2 Ağustos 2009 Pazar

Fenerbahçe 2 - 0 Beşiktaş

İlk 25 dakika itibarı ile sezon öncesi oynanan maçların sıkıcı yapısından çok uzak, tempolu ve keyifli bi mücadele izledik. Mustafa Denizli, Zico dönemini hatırlatan, teknik ayakları nedeniyle sahaya daha geniş yayılan Fenerbahçe'nin hazırlık paslarına erken basarak gafil avlamak istedi. Zira bu dönemde Beşiktaş sol uçta Bobo, sağ uçta Yusuf ve ortada Tello gibi garipliklere rağmen etkili oldu..25' den itibaren beklerin biraz daha içe girmesi ve Emre'nin savunmadan top almak için geriye yaslanmasıyla oyun, herhangi bi taraf tarafından domine edilmeden ortada geçti...

Fenerbahçe sadece taktik olarak değil felsefe olarakta Daum'un pres hamlesine karşı yaptığı değişiklikler sonrası sanki refleks olarak geçen seneki futbolu oynamaya başladı ilk gole kadar. Cristian oynadığı bölge itibarı ile uyum sürecinin daha uzun olacağı aşikar, bu yüzden çok acımasız olmamak gerekli. Ama pas arası yapmadığını, fiziksel kontağa pek girmediğini  fakat alanını iyi kapattığını söyleyebilirim. İlk izlenim olarak Aurelio ışığı göstermedi. Böyle olunca oyunu kurması gereken Emre Belözoğlu etkili olamadı. Öbür taraftan Dos Santos'un her hareketi kalite kokuyor. 

Beşiktaş ise her şeyden önce kondisyon olarak Fenerbahçe'nin gerisinde bi görüntü verdi. Gerçi son 15 dakikada gözlemlenen bu olayda mağlubiyetin etkisi muhakak vardır ama ortada bi yorgunluk olmasa o kendini bırakma durumu da olmaz zaten.
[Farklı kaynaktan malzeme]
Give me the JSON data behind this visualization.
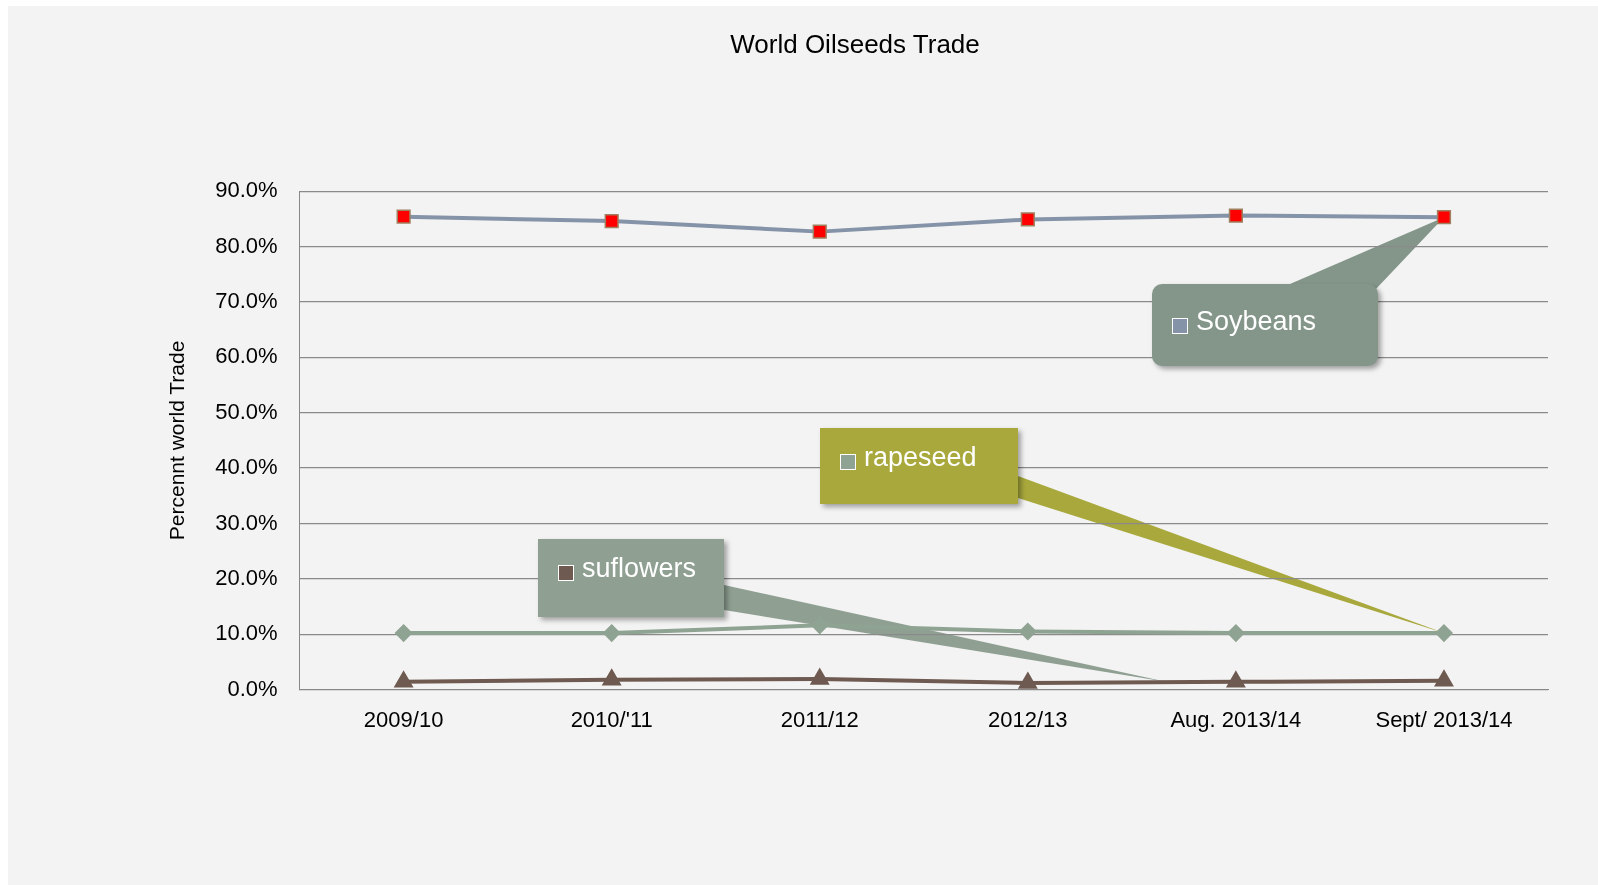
{
  "chart_data": {
    "type": "line",
    "title": "World Oilseeds Trade",
    "ylabel": "Percennt world Trade",
    "categories": [
      "2009/10",
      "2010/'11",
      "2011/12",
      "2012/13",
      "Aug. 2013/14",
      "Sept/ 2013/14"
    ],
    "series": [
      {
        "name": "Soybeans",
        "color": "#8593a8",
        "marker": "square",
        "values": [
          85.4,
          84.6,
          82.7,
          84.9,
          85.6,
          85.3
        ]
      },
      {
        "name": "rapeseed",
        "color": "#8fa393",
        "marker": "diamond",
        "values": [
          10.2,
          10.2,
          11.6,
          10.5,
          10.2,
          10.2
        ]
      },
      {
        "name": "suflowers",
        "color": "#6e5a50",
        "marker": "triangle",
        "values": [
          1.4,
          1.8,
          1.9,
          1.2,
          1.4,
          1.6
        ]
      }
    ],
    "ylim": [
      0,
      90
    ],
    "yticks": [
      {
        "value": 0,
        "label": "0.0%"
      },
      {
        "value": 10,
        "label": "10.0%"
      },
      {
        "value": 20,
        "label": "20.0%"
      },
      {
        "value": 30,
        "label": "30.0%"
      },
      {
        "value": 40,
        "label": "40.0%"
      },
      {
        "value": 50,
        "label": "50.0%"
      },
      {
        "value": 60,
        "label": "60.0%"
      },
      {
        "value": 70,
        "label": "70.0%"
      },
      {
        "value": 80,
        "label": "80.0%"
      },
      {
        "value": 90,
        "label": "90.0%"
      }
    ],
    "grid": "y",
    "legend": "center"
  }
}
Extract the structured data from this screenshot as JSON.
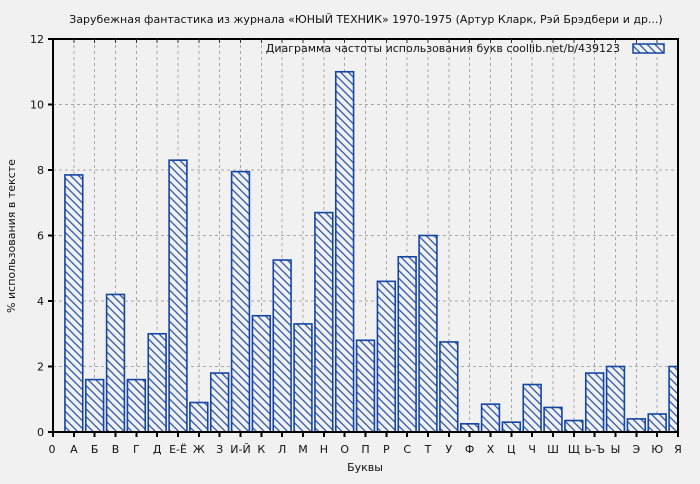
{
  "title": "Зарубежная фантастика из журнала «ЮНЫЙ ТЕХНИК» 1970-1975 (Артур Кларк, Рэй Брэдбери и др...)",
  "legend": {
    "text": "Диаграмма частоты использования букв  coollib.net/b/439123"
  },
  "colors": {
    "bar_edge": "#1444a4",
    "bar_hatch": "#1444a4",
    "bar_fill": "#f1f1f1",
    "grid": "#a8a8a8",
    "frame": "#000000",
    "background": "#f1f1f1",
    "text": "#111111"
  },
  "chart_data": {
    "type": "bar",
    "title": "Зарубежная фантастика из журнала «ЮНЫЙ ТЕХНИК» 1970-1975 (Артур Кларк, Рэй Брэдбери и др...)",
    "categories": [
      "А",
      "Б",
      "В",
      "Г",
      "Д",
      "Е-Ё",
      "Ж",
      "З",
      "И-Й",
      "К",
      "Л",
      "М",
      "Н",
      "О",
      "П",
      "Р",
      "С",
      "Т",
      "У",
      "Ф",
      "Х",
      "Ц",
      "Ч",
      "Ш",
      "Щ",
      "Ь-Ъ",
      "Ы",
      "Э",
      "Ю",
      "Я"
    ],
    "values": [
      7.85,
      1.6,
      4.2,
      1.6,
      3.0,
      8.3,
      0.9,
      1.8,
      7.95,
      3.55,
      5.25,
      3.3,
      6.7,
      11.0,
      2.8,
      4.6,
      5.35,
      6.0,
      2.75,
      0.25,
      0.85,
      0.3,
      1.45,
      0.75,
      0.35,
      1.8,
      2.0,
      0.4,
      0.55,
      2.0
    ],
    "xlabel": "Буквы",
    "ylabel": "% использования в тексте",
    "ylim": [
      0,
      12
    ],
    "ytick_step": 2,
    "origin_tick_label": "0",
    "grid": true,
    "legend_entry": "Диаграмма частоты использования букв  coollib.net/b/439123",
    "legend_position": "top-right",
    "bar_style": "blue-diagonal-hatch"
  }
}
Geçen seneki oyundan farklı olarak Denizli, kadroya hücum yapabilen beklerinde eklenmesiyle hücum ve kanat organizasyonlarında bir zamanlar Galatasaray'ın yaptığı kücük üçgenler denemeye başlamış. Hoşuma gitti açıkcası... yenilerden Köybaşı iyiydi. Daum, ona karşı özellikle iri Kazım'ı ve lige formdan giren Gökhan Gönül'e rağmen Ferrari'den de aldığı destekle oldukça iyi direndi. Yaptığı hata çok önemli değil. Bir diğer yeni Fink'i rakibin Cristian'ından daha fazla beğenmeme rağmen Cisse'yi kendisine tercih ederdim. Yine de Fink ile Ernst'in önünde gerçekleşme ihtimali çok uzak olamayan Deco veya benzeri bi oyuncu ile İlerde Nihat, Holosko ve Bobo üçlüsüyle izlemek lazım Beşiktaşı

Özellikle ilk 25 dakikalı kefiyli ve heyacanlı bi oyun izledik. Hakem ne kadar kötüyse Guiza'nın attırdığı 2. golde o kadar güzeldi. Fenerbahçe tarafında geçen seneki sevgisizlik ortamını yok etmek için kullanılan garip yöntemler de dikkatlerden kaçmadı. Oyundan çıkan Emre Belözoğlu'na herkesin zorla sarılması, Hollywood yapımlarındaki bunalımlı ergenlerine saçma sapan yerlerde " i love you"diyen garip ebeveyn sahnelerini hatırlattı bana. 

Uzatma dakikalarında Geciktirici Sprey reklamı kullanılması ve yorumcu tercihlerinde Bülent Korkmaz ve Ersun Yanal tercihleri hoştu..

1 yorum:

memduh95 dedi ki...

Mühim olan kupa değil yenip çeneleri mümkün olduğunca kapatmak da, kupa estetikmiş yine de.